Bibliotecários posam para retrato da exposição de marcadores de livros inusitados na Áustria Foto: Claudia Bitter/Divulgação

“É claro que também tentamos contatar o leitor se encontrarmos algo valioso – como quando encontramos uma nota de 100 euros ou uma caderneta de banco”, disse Bitter.

Preservar as memórias de um mundo mais analógico também é importante para os curadores. “À medida que continuei colecionando, ficou cada vez mais claro para mim que há muitas coisas que em breve deixarão de existir”, disse Bitter.

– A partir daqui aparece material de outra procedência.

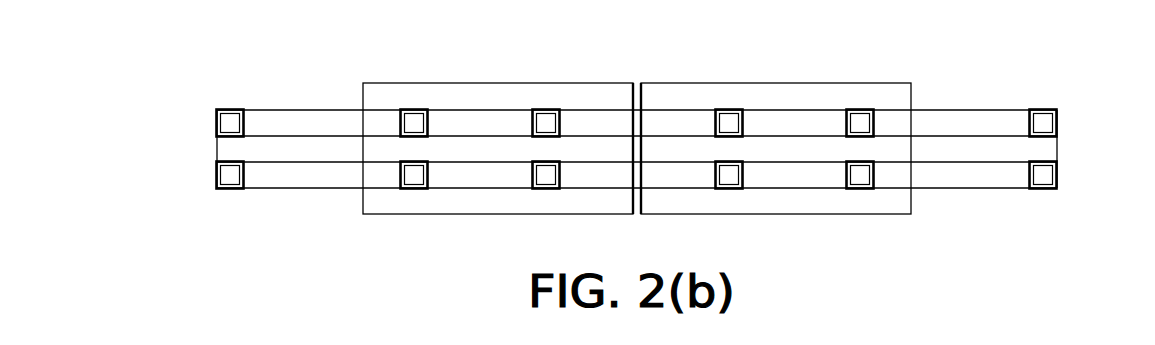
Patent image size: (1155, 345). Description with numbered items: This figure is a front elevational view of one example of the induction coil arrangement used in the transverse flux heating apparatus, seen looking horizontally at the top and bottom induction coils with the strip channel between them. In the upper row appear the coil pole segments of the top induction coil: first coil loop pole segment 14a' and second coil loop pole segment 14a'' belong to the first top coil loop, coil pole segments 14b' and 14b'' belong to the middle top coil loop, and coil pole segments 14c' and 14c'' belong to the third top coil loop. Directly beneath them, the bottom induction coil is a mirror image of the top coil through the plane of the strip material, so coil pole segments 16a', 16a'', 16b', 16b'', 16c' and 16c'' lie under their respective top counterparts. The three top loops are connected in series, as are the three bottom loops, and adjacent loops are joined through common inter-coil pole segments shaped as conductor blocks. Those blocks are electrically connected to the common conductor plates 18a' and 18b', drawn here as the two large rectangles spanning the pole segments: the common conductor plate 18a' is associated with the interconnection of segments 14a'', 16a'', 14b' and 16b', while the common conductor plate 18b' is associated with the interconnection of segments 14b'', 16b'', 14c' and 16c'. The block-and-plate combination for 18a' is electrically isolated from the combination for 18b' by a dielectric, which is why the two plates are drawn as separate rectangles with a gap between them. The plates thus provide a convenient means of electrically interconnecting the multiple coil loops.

The first coil loop pole segment 14a' is at (250, 103).
The second coil loop pole segment 14a'' is at (405, 83).
The coil pole segment 14b' is at (537, 83).
The coil pole segment 14b'' is at (724, 83).
The coil pole segment 14c' is at (853, 83).
The coil pole segment 14c'' is at (1066, 103).
The coil pole segment 16a' is at (252, 193).
The coil pole segment 16a'' is at (436, 210).
The coil pole segment 16b' is at (570, 210).
The coil pole segment 16b'' is at (749, 211).
The coil pole segment 16c' is at (882, 211).
The coil pole segment 16c'' is at (1069, 193).
The common conductor plate 18a' is at (498, 167).
The common conductor plate 18b' is at (776, 167).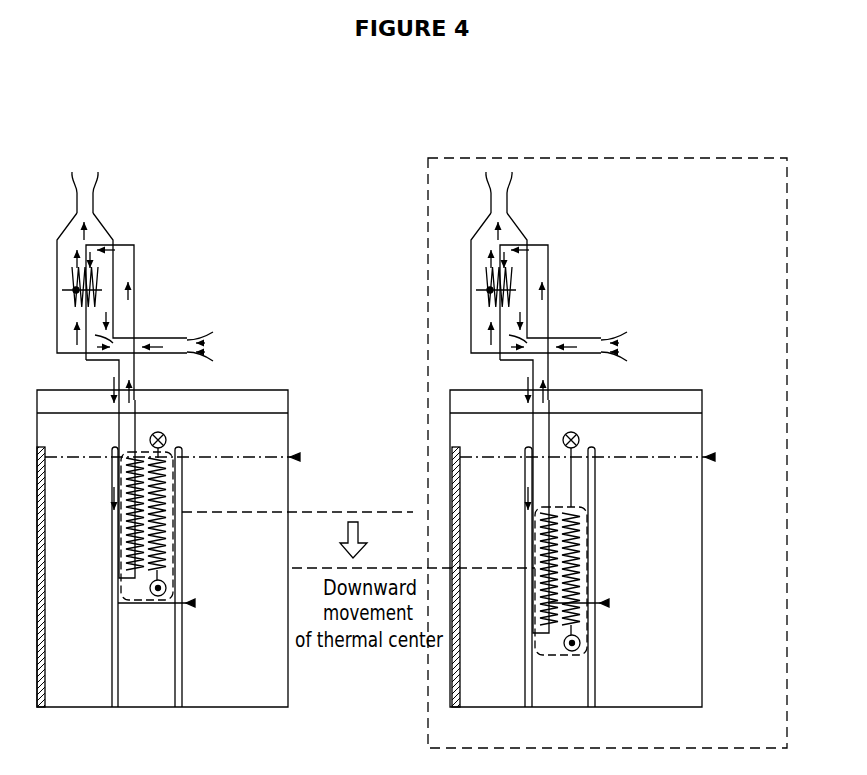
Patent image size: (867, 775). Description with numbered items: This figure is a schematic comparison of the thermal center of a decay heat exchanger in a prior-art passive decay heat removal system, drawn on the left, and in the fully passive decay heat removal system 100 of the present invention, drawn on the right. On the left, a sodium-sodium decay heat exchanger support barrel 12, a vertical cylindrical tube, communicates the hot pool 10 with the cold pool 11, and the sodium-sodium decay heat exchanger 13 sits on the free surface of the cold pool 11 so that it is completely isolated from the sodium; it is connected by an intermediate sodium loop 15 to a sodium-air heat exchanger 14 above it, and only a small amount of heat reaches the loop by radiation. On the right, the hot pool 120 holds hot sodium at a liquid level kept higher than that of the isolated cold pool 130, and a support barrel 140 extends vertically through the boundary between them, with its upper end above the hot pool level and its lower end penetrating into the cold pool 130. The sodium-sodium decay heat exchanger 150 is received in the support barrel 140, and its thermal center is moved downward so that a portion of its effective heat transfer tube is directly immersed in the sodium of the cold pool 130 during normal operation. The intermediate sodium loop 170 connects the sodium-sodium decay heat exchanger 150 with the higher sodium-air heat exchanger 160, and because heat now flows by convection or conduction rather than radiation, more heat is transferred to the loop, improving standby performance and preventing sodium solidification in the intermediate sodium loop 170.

The hot pool 10 is at (283, 690).
The cold pool 11 is at (165, 700).
The sodium-sodium decay heat exchanger (DHX) support barrel 12 is at (182, 542).
The sodium-sodium decay heat exchanger 13 is at (182, 450).
The sodium-air heat exchanger 14 is at (102, 223).
The intermediate sodium loop 15 is at (133, 303).
The fully passive decay heat removal system 100 is at (736, 148).
The hot pool 120 is at (692, 507).
The cold pool 130 is at (570, 698).
The support barrel 140 is at (593, 543).
The sodium-sodium decay heat exchanger 150 is at (583, 507).
The sodium-air heat exchanger 160 is at (517, 223).
The intermediate sodium loop 170 is at (547, 303).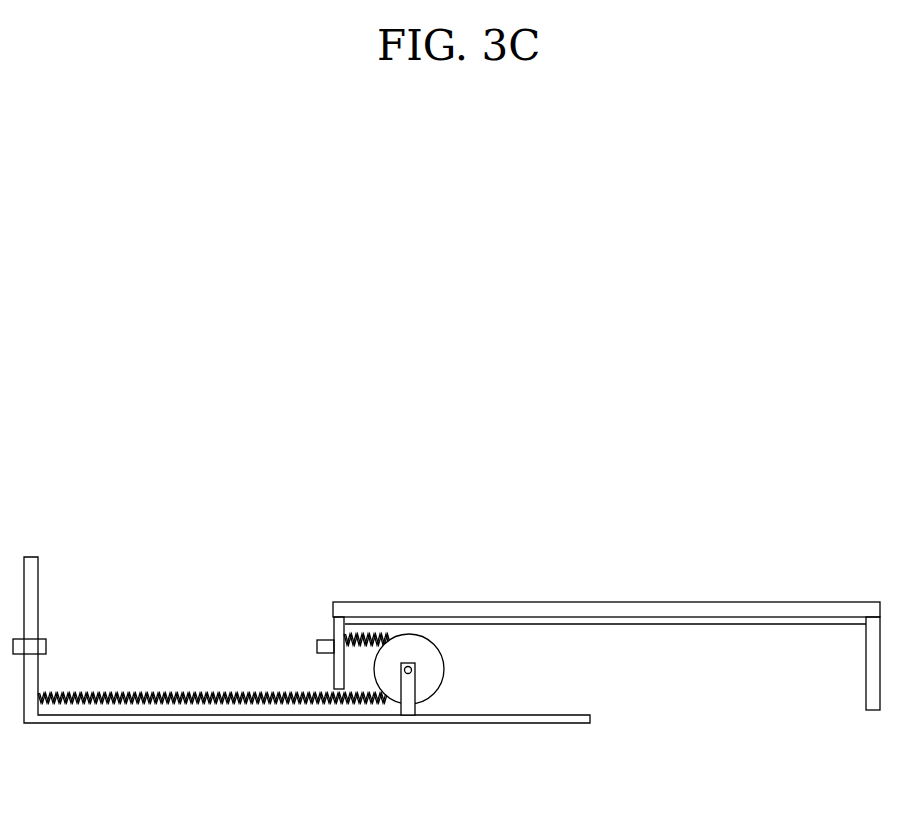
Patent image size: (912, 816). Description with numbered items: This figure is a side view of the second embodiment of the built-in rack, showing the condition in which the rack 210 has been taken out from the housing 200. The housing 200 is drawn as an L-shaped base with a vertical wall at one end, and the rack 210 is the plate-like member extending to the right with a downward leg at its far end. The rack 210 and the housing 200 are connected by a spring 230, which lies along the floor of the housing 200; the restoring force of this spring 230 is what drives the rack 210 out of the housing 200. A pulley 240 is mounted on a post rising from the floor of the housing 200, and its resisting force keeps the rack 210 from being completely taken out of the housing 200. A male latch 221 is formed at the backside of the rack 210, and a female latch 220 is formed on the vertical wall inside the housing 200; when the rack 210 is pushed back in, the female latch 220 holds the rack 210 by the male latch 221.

The housing 200 is at (30, 586).
The built-in rack 210 is at (650, 609).
The female latch 220 is at (44, 647).
The male latch 221 is at (314, 644).
The spring 230 is at (140, 703).
The pulley 240 is at (427, 672).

“Temos lindas receitas, listas de compras e cartões postais, tudo escrito à mão. Agora você recebe um código QR para entrar no museu, mas antigamente era um ingresso bem bonito”.

Bitter não planeja parar de colecionar antes de se aposentar, em cerca de dois anos. “O que ainda acho muito bom é que você pode ver a diversidade das pessoas que usam a biblioteca”, disse ela. “É uma comunidade que só é uma comunidade quando vai à biblioteca. Fora isso, essas pessoas provavelmente não têm contato umas com as outras”.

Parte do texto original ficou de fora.